Wednesday, January 30, 2013

Seeing Stars

In his first book Seeing Stars: Sports Celebrity, Identity, and Body Culture in Modern Japan, Dennis J. Frost examines the creation of Japanese sports stars, how their malleable images suit diverse agendas, the societal values behind their creation, and how sports celebrity is related to public self-perception.

“History of sports celebrity is also history of media,” said Dennis Frost, the Wen Chao Chen Assistant Professor of East Asian Studies at “K” College in an interview. Fan or not, socially constructed sports celebrity images permeate social ideals, body culture and self-understanding.

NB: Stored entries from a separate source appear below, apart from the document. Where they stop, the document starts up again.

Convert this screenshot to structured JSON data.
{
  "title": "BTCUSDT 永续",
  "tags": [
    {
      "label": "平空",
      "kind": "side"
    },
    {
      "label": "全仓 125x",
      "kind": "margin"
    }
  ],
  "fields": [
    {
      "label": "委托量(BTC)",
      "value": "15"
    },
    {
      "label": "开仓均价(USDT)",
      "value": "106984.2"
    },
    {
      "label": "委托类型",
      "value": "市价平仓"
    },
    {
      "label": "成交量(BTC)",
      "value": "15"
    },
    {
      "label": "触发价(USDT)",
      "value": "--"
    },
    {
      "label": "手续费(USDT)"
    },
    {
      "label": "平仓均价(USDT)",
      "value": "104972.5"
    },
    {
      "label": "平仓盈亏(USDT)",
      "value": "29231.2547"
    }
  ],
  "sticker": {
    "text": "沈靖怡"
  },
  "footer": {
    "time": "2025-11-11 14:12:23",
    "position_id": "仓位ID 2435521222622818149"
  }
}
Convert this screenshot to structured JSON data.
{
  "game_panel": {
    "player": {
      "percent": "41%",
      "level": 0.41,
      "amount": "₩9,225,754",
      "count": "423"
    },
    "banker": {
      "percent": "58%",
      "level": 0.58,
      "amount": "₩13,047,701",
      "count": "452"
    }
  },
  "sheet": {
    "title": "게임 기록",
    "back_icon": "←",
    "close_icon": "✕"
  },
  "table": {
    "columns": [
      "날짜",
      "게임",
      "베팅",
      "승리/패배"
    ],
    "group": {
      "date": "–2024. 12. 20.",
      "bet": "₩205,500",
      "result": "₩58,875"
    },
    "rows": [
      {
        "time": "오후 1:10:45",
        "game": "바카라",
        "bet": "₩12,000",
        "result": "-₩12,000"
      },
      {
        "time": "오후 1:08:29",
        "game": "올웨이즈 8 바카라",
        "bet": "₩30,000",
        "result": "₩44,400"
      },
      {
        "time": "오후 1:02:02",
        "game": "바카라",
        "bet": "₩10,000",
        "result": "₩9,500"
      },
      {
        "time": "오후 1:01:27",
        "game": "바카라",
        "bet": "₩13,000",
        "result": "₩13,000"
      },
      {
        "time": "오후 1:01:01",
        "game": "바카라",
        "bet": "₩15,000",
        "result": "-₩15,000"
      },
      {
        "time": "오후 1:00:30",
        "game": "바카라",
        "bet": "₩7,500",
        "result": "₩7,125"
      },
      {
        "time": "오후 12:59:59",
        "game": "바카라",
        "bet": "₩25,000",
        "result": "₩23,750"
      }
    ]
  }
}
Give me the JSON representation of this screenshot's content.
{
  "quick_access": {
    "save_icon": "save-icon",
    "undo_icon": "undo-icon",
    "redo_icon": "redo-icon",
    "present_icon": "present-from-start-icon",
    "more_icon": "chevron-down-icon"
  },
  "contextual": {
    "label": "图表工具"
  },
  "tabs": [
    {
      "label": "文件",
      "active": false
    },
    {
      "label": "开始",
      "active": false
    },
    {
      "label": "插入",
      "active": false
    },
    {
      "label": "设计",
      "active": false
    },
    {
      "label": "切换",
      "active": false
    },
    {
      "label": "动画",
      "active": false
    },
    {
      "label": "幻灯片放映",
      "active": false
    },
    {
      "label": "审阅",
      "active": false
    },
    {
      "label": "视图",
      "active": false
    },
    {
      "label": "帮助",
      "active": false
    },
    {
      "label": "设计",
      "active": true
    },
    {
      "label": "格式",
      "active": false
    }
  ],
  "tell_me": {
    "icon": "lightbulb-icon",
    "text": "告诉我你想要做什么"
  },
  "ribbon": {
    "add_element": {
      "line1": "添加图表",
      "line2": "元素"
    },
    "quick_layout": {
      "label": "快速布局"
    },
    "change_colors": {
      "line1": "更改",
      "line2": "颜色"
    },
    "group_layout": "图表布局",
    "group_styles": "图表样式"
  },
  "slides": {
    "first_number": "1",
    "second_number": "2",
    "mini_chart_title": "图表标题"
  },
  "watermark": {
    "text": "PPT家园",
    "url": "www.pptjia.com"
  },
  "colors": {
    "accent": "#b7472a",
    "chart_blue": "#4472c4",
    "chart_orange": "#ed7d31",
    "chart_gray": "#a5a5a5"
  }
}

As a graduate student, Frost encountered numerous sports references while studying Okinawan youth politicization during the post-World War II American occupation. He reshaped his doctoral research to the formation of Japanese sports celebrities, a topic no scholar had probed outside the Euro-American framework.

Frost outlines the Japanese sports star paradigm through analyzing sumo wrestler Hitachiyama, female track star Hitomi Kinue, baseball player Sawamura Eiji, and boxer Gushiken Yoko. The Japanese sports celebrity narrative stresses filial piety, hard work and sacrifice above all else.

The book argues that Japanese sports star social construction is an original and co-constitutional process, not a Western imitation. The award for the top pitcher in Japanese professional baseball is named after Eiji, which was created before the American equivalent Cy Young award.

Although the text is a historical monograph, its cohesive structure, clear arguments, and sufficient background information make the book accessible. The book’s straightforward yet layered structure is effective.

While researching, Frost created charts with concentric circles to determine how these athletes overlapped and differed. The common sports celebrity elements fostered narrative flow between chapters, while offering Frost flexibility to demonstrate different elements of a shifting Japanese society.

The structure allowed him to investigate related topics such as gender, national strengthening, and regional identity as they pertain to particular stars. By chronologically organizing his book, Frost tracked the technical progressions of media platforms. Twentieth-century mainstream media expansion allowed the Japanese public to understand athletes’ heights, weights, and achievements in newfound ways, which defined national body culture.

Frost assigns the book for his History 283 course titled “Faster, Higher, Stronger: Sports in East Asia.” He uses the chapter on Eiji in History 285 “Modern Japan” because it explains the nation’s World War II total mobilization effort.

Sports celebrity can’t be divorced from modern life—more scholars will expand on Frost’s research to understand sports stars in a non-Western context. Frost’s book opens an invaluable window into Japan’s modernization, remaining accessible for those with little knowledge of Japanese history or sports.